Barbara Christian (224059)
Credit: Contributed

There was a collective gasp in the academic community, particularly among her associates, when Dr. Barbara Christian died at 56 in the summer of 2000. A promising career of research and further breakthroughs in the world of contemporary literary feminism and scholarship experienced an immeasurable blow, a terrible tear in that fabric of thought only a few successors have managed to mend.

“She was a path-breaking scholar,” said Percy Hintzen, chairman of the Department of African Studies at the University of California at Berkeley, upon learning of her death from cancer. “Nobody did more to bring Black women writers into academic and popular recognition.”

Christian’s arrival at such an esteemed plateau began in St. Thomas, U. S. Virgin Islands, where she was born Dec. 12, 1943. She came to the U.S. mainland at age 15 to attend Marquette University in Wisconsin. From 1965 to 1972, she taught at City College of New York. In 1970, she earned a Ph.D. in English literature from Columbia University.

After leaving City College, Christian was appointed an assistant professor at Berkeley and immediately played a key role in organizing the Black Studies department at the school. She chaired the department from 1978 to 1983 and subsequently chaired the Ethnic Studies doctoral program from 1986 to 1989.

Despite a workload of administrative duties, she found time to write and research extensively in Black women’s literature. Along with countless articles, she published her landmark study, “Black Women Novelists: The Development of a Tradition, 1892-1976,” in 1980, which was widely acclaimed. In this work, she highlighted the often ignored novels of Zora Neale Hurston, Nella Larsen and Jessie Fauset.

In the preface of the book, Christian wrote, “In 1974, I had an opportunity to develop a course on Black women writers at the University of California at Berkeley. Black women students there were also seeking some evidence of their own history and experience in the books they were reading. So they asked that such a course be developed. In the process of researching that course, I began to see the recurrence of certain images (images I had seen before but did not fully understand) that needed some thought, some analysis. These images and reactions to them permeated the works by Black women. I found, not surprisingly that very little work had been done on the Black woman in literature and that she seldom appeared in a focal position in the Black novel.”

What she distilled in this book and her essays was shared with her students in the classroom. In the anthology “But Some of Us Are Brave—Black Women’s Studies,” edited by Gloria T. Hull, Patricia Bell Scott and Barbara Smith, there is a sample of Christian’s syllabus of a course she developed on the works of Alice Walker. Her expressed purpose she said was to define Walker’s role as a writer and a revolutionary visionary of Black feminism.

Very few seminars and symposiums on gender, race and Black feminism occurred without Christian’s presence. Her reputation expanded with the publication of “The Race for Theory,” which challenged the increasing domination of African-American literary study by theorists who seemed to displace both writers and their writing, one article noted. She wrote that she had been “convinced that there has been a takeover in the literary world by Western philosophers from the old literary elite, the neutral humanists. Philosophers have been able to effect such a takeover because so much of the literature of the West has become palled, laden with despair, self-indulgent and disconnected.”

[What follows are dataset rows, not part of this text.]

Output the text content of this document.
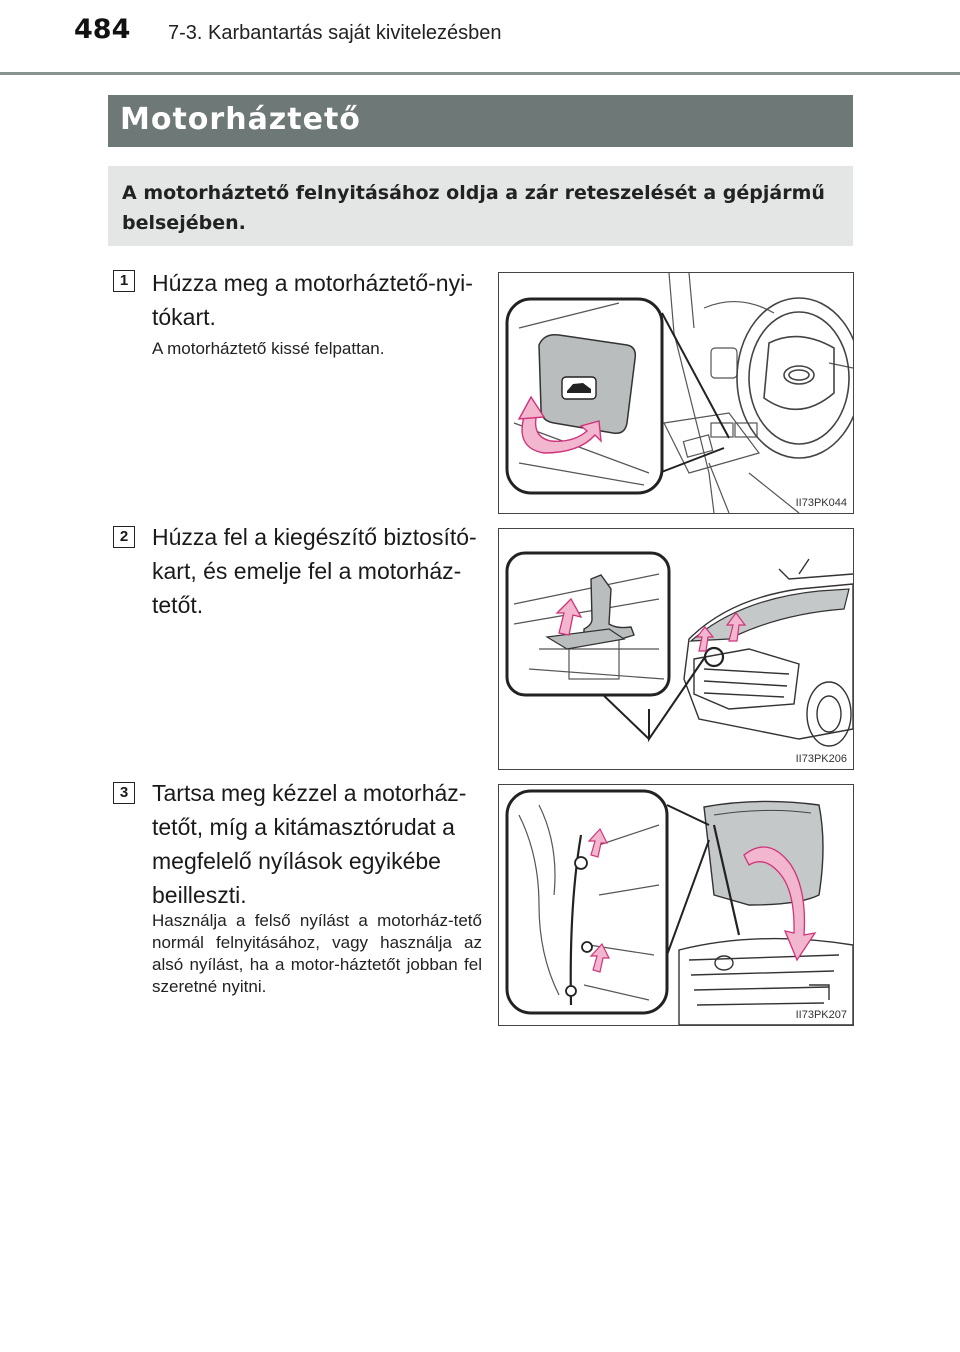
484 7-3. Karbantartás saját kivitelezésben
Motorháztető
A motorháztető felnyitásához oldja a zár reteszelését a gépjármű belsejében.
1 Húzza meg a motorháztető-nyi-tókart.
A motorháztető kissé felpattan.
II73PK044
2 Húzza fel a kiegészítő biztosító-kart, és emelje fel a motorház-tetőt.
II73PK206
3 Tartsa meg kézzel a motorház-tetőt, míg a kitámasztórudat a megfelelő nyílások egyikébe beilleszti.
Használja a felső nyílást a motorház-tető normál felnyitásához, vagy használja az alsó nyílást, ha a motor-háztetőt jobban fel szeretné nyitni.
II73PK207
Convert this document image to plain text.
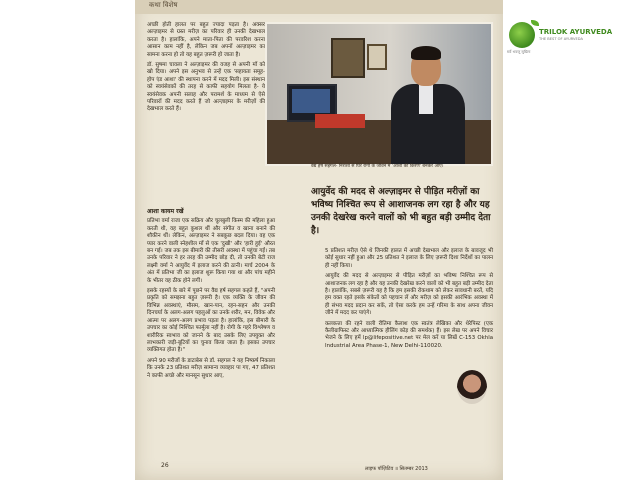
TRILOK AYURVEDA
THE BEST OF AYURVEDA
सर्वे भवन्तु सुखिनः
कथा विशेष

अच्छी होती हालत पर बहुत ज्यादा पड़ता है। अक्सर अल्ज़ाइमर से ग्रस्त मरीज़ का परिवार ही उनकी देखभाल करता है। हालांकि, अपने माता-पिता की परवरिश करना आसान काम नहीं है, लेकिन जब अपनों अल्ज़ाइमर का सामना करना हो तो यह बहुत ज़रूरी हो जाता है।

डॉ. सुषमा चावला ने अल्ज़ाइमर की वजह से अपनी माँ को खो दिया। अपने इस अनुभव से उन्हें एक 'सहायता समूह- होप एंड आशा' की स्थापना करने में मदद मिली। इस संस्थान को स्वयंसेवकों की तरह से काफी सहयोग मिलता है- ये स्वयंसेवक अपनी सलाह और परामर्श के माध्यम से ऐसे परिवारों की मदद करते हैं जो अल्ज़ाइमर के मरीज़ों की देखभाल करते हैं।

वैद्य हर्ष सहगल- निराशा से घिरे रोगी के जीवन में 'आशा की किरण' बनकर आए।
आयुर्वेद की मदद से अल्ज़ाइमर से पीड़ित मरीज़ों का भविष्य निश्चित रूप से आशाजनक लग रहा है और यह उनकी देखरेख करने वालों को भी बहुत बड़ी उम्मीद देता है।

आशा कायम रखें

प्रतिभा वर्मा राजा एक सक्रिय और चुलबुली किस्म की महिला हुआ करती थी, वह बहुत कुशल थीं और संगीत व खाना बनाने की शौकीन थीं। लेकिन, अल्ज़ाइमर ने सबकुछ बदल दिया। वह एक प्यार करने वाली स्नेहशील माँ से एक 'दुखी' और 'हारी हुई' औरत बन गईं। जब तक इस बीमारी की तीसरी अवस्था में पहुंचा गईं। तब उनके परिवार ने हर तरह की उम्मीद छोड़ दी, तो उनकी बेटी राज लक्ष्मी वर्मा ने आयुर्वेद में इलाज करने की ठानी। मार्च 2004 के अंत में प्रतिभा जी का इलाज शुरू किया गया था और पांच महीने के भीतर वह ठीक होने लगीं।

इसके रहस्यों के बारे में पूछने पर वैद्य हर्ष सहगल कहते हैं, "अपनी प्रकृति को समझना बहुत ज़रूरी है। एक व्यक्ति के जीवन की विभिन्न अवस्थाएं, मौसम, खान-पान, रहन-सहन और उनकी दिनचर्या के अलग-अलग पहलुओं का उनके शरीर, मन, विवेक और आत्मा पर अलग-अलग प्रभाव पड़ता है। हालांकि, इस बीमारी के उपचार का कोई निश्चित फार्मूला नहीं है। रोगी के गहरे विश्लेषण व शारीरिक स्वभाव को जानने के बाद उसके लिए उपयुक्त और लाभकारी जड़ी-बूटियों का चुनाव किया जाता है। इसका उपचार व्यक्तिगत होता है।"

अपने 90 मरीजों के डाटाबेस से डॉ. सहगल ने यह निष्कर्ष निकाला कि उनके 23 प्रतिशत मरीज़ सामान्य व्यवहार पा गए, 47 प्रतिशत ने काफी अच्छे और मानसून सुधार आए,

5 प्रतिशत मरीज़ ऐसे थे जिनकी हालत में अच्छी देखभाल और इलाज के बावजूद भी कोई सुधार नहीं हुआ और 25 प्रतिशत ने इलाज के लिए ज़रूरी दिशा निर्देशों का पालन ही नहीं किया।

आयुर्वेद की मदद से अल्ज़ाइमर से पीड़ित मरीज़ों का भविष्य निश्चित रूप से आशाजनक लग रहा है और यह उनकी देखरेख करने वालों को भी बहुत बड़ी उम्मीद देता है। हालांकि, सबसे ज़रूरी यह है कि हम इसकी रोकथाम को लेकर सावधानी बरतें, यदि हम वक्त रहते इसके संकेतों को पहचान लें और मरीज़ को इसकी आरंभिक अवस्था में ही संभव मदद प्रदान कर सकें, तो ऐसा करके हम उन्हें गरिमा के साथ अपना जीवन जीने में मदद कर पाएंगे।

कलकत्ता की रहने वाली रीतिमा कैलाश एक स्वतंत्र लेखिका और थेरेपिस्ट (एक कैलीग्राफिस्ट और आध्यात्मिक हीलिंग कोड़ की समर्थक) हैं। इस लेख पर अपने विचार भेजने के लिए हमें lp@lifepositive.net पर मेल करें या लिखें C-153 Okhla Industrial Area Phase-1, New Delhi-110020.

26	लाइफ पॉज़िटिव ॥ सितम्बर 2013
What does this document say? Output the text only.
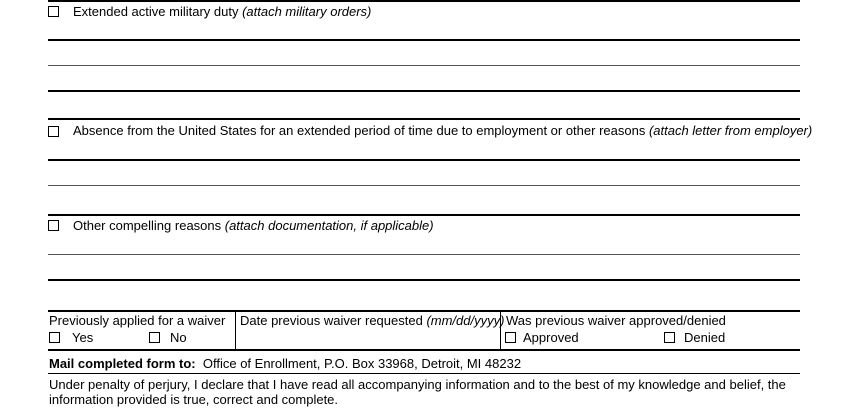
Extended active military duty (attach military orders)
Absence from the United States for an extended period of time due to employment or other reasons (attach letter from employer)
Other compelling reasons (attach documentation, if applicable)
Previously applied for a waiver
Yes	No
Date previous waiver requested (mm/dd/yyyy) Was previous waiver approved/denied
Approved	Denied
Mail completed form to: Office of Enrollment, P.O. Box 33968, Detroit, MI 48232
Under penalty of perjury, I declare that I have read all accompanying information and to the best of my knowledge and belief, the
information provided is true, correct and complete.
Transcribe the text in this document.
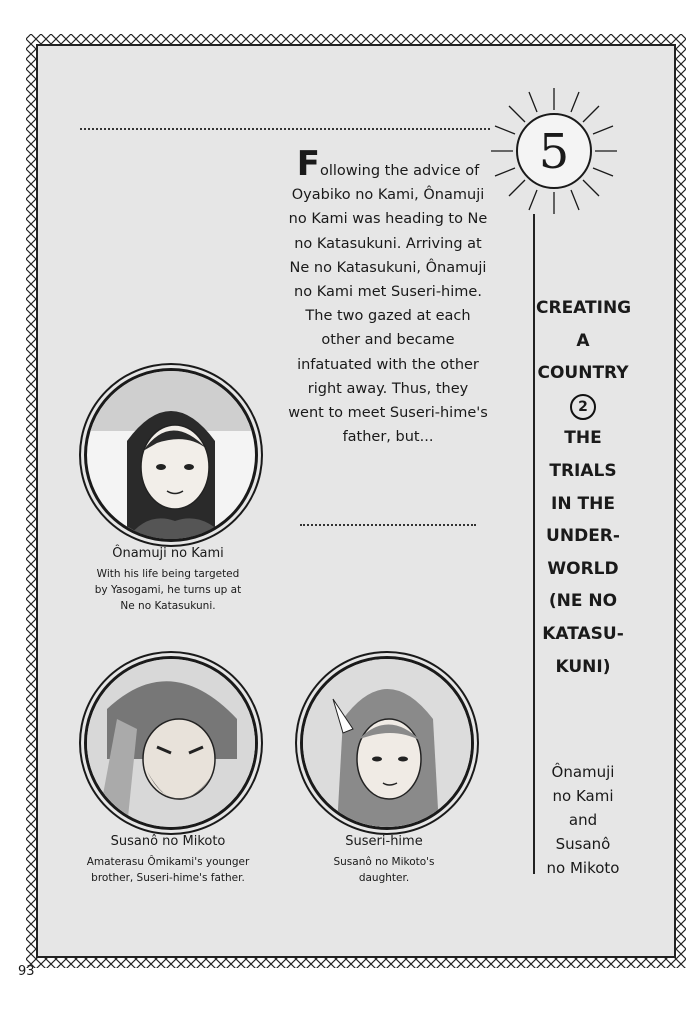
5
Following the advice of Oyabiko no Kami, Ônamuji no Kami was heading to Ne no Katasukuni. Arriving at Ne no Katasukuni, Ônamuji no Kami met Suseri-hime. The two gazed at each other and became infatuated with the other right away. Thus, they went to meet Suseri-hime's father, but...
CREATING
A
COUNTRY
2
THE
TRIALS
IN THE
UNDER-
WORLD
(NE NO
KATASU-
KUNI)
Ônamuji
no Kami
and
Susanô
no Mikoto
Ônamuji no Kami
With his life being targeted
by Yasogami, he turns up at
Ne no Katasukuni.
Susanô no Mikoto
Amaterasu Ômikami's younger
brother, Suseri-hime's father.
Suseri-hime
Susanô no Mikoto's
daughter.
93
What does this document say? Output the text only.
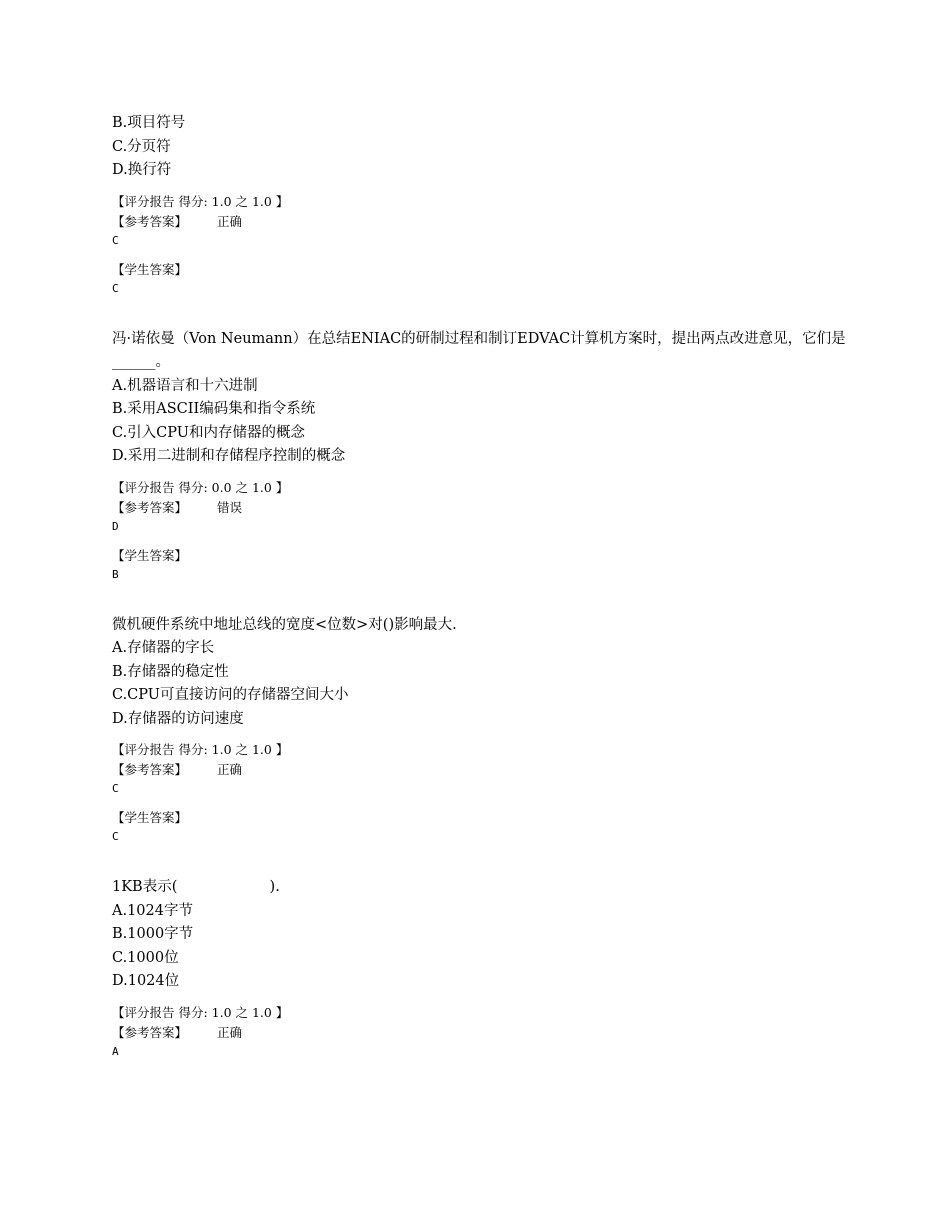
B.项目符号
C.分页符
D.换行符
【评分报告 得分: 1.0 之 1.0 】
【参考答案】 正确
C
【学生答案】
C
冯·诺依曼（Von Neumann）在总结ENIAC的研制过程和制订EDVAC计算机方案时，提出两点改进意见，它们是______。
A.机器语言和十六进制
B.采用ASCII编码集和指令系统
C.引入CPU和内存储器的概念
D.采用二进制和存储程序控制的概念
【评分报告 得分: 0.0 之 1.0 】
【参考答案】 错误
D
【学生答案】
B
微机硬件系统中地址总线的宽度<位数>对()影响最大.
A.存储器的字长
B.存储器的稳定性
C.CPU可直接访问的存储器空间大小
D.存储器的访问速度
【评分报告 得分: 1.0 之 1.0 】
【参考答案】 正确
C
【学生答案】
C
1KB表示(                    ).
A.1024字节
B.1000字节
C.1000位
D.1024位
【评分报告 得分: 1.0 之 1.0 】
【参考答案】 正确
A
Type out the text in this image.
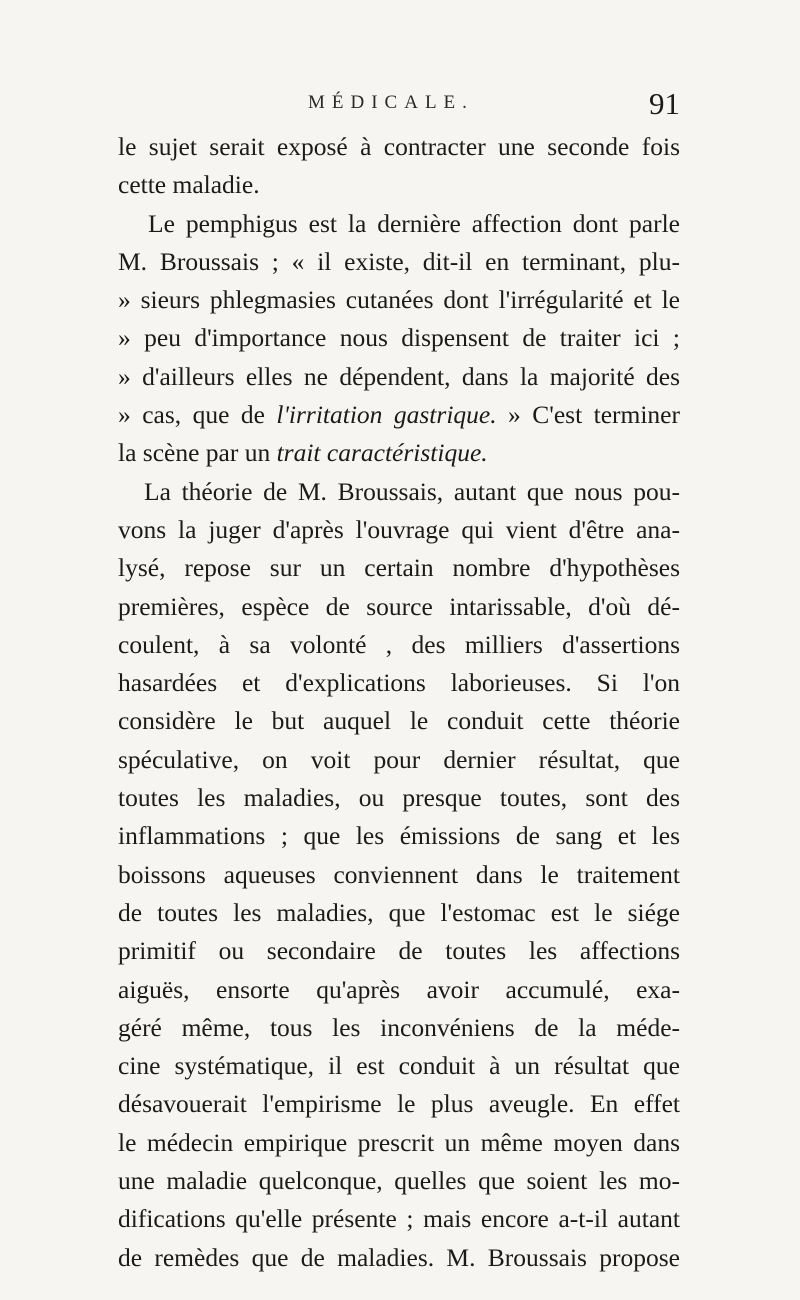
MÉDICALE.	91
le sujet serait exposé à contracter une seconde fois
cette maladie.
Le pemphigus est la dernière affection dont parle
M. Broussais ; « il existe, dit-il en terminant, plu-
» sieurs phlegmasies cutanées dont l'irrégularité et le
» peu d'importance nous dispensent de traiter ici ;
» d'ailleurs elles ne dépendent, dans la majorité des
» cas, que de l'irritation gastrique. » C'est terminer
la scène par un trait caractéristique.
La théorie de M. Broussais, autant que nous pou-
vons la juger d'après l'ouvrage qui vient d'être ana-
lysé, repose sur un certain nombre d'hypothèses
premières, espèce de source intarissable, d'où dé-
coulent, à sa volonté , des milliers d'assertions
hasardées et d'explications laborieuses. Si l'on
considère le but auquel le conduit cette théorie
spéculative, on voit pour dernier résultat, que
toutes les maladies, ou presque toutes, sont des
inflammations ; que les émissions de sang et les
boissons aqueuses conviennent dans le traitement
de toutes les maladies, que l'estomac est le siége
primitif ou secondaire de toutes les affections
aiguës, ensorte qu'après avoir accumulé, exa-
géré même, tous les inconvéniens de la méde-
cine systématique, il est conduit à un résultat que
désavouerait l'empirisme le plus aveugle. En effet
le médecin empirique prescrit un même moyen dans
une maladie quelconque, quelles que soient les mo-
difications qu'elle présente ; mais encore a-t-il autant
de remèdes que de maladies. M. Broussais propose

Embarking in yet another intellectual arena didn’t minimize her concerns on campus, where she was the first African-American woman to be granted tenure at Berkeley in 1978 and the first to receive the campus’s Distinguished Teaching Award in 1991. She garnered another first when she was promoted to full professor in 1986 and in the same year awarded the college’s highest honor, the Berkeley Citation.

It is simply amazing that Christian’s pioneering ideas and analysis of Black women’s literature or her theoretical conclusions have been virtually ignored by contemporary thinkers. She is at least cited in Calvin Hernton’s “The Sexual Mountain and Black Women Writers—Adventures in Sex, Literature and Real Life.” He places Christian in a collective category he defines “as the Oral-Poetic-Narrative Tradition of Black women.”

Interestingly, the loop of Christian’s life back to Alice Walker, who she had championed in the classroom, was renewed when Walker’s book “The Color Purple” reached the screen. Christian was among the critics, friends and associates Walker assembled to help her to decide to allow Hollywood, particularly Quincy Jones and Steven Spielberg, to make a film based on the book. Most of those assembled voted against having Hollywood interpret the book, basing their decision on the industry’s travesties of the past. Christian said, “If we always refuse, how will we ever know? What will we change if we don’t take a risk?” In a letter to Christian, who at first had disliked the film, Walker wrote, “But mainly Barbara, let it go. I trust the universe on this one completely. And it—I feel—is not displeased. I know your concern is out of love for me and my work, and I love you for that. But it really is all right. Jah knows.” In a postscript, Walker added, “And don’t feel bad that you encouraged taking a chance—I’m very glad you did. But I took it, so you are not responsible.”

Taking a chance was the hallmark of Christian’s intrepid and productive life.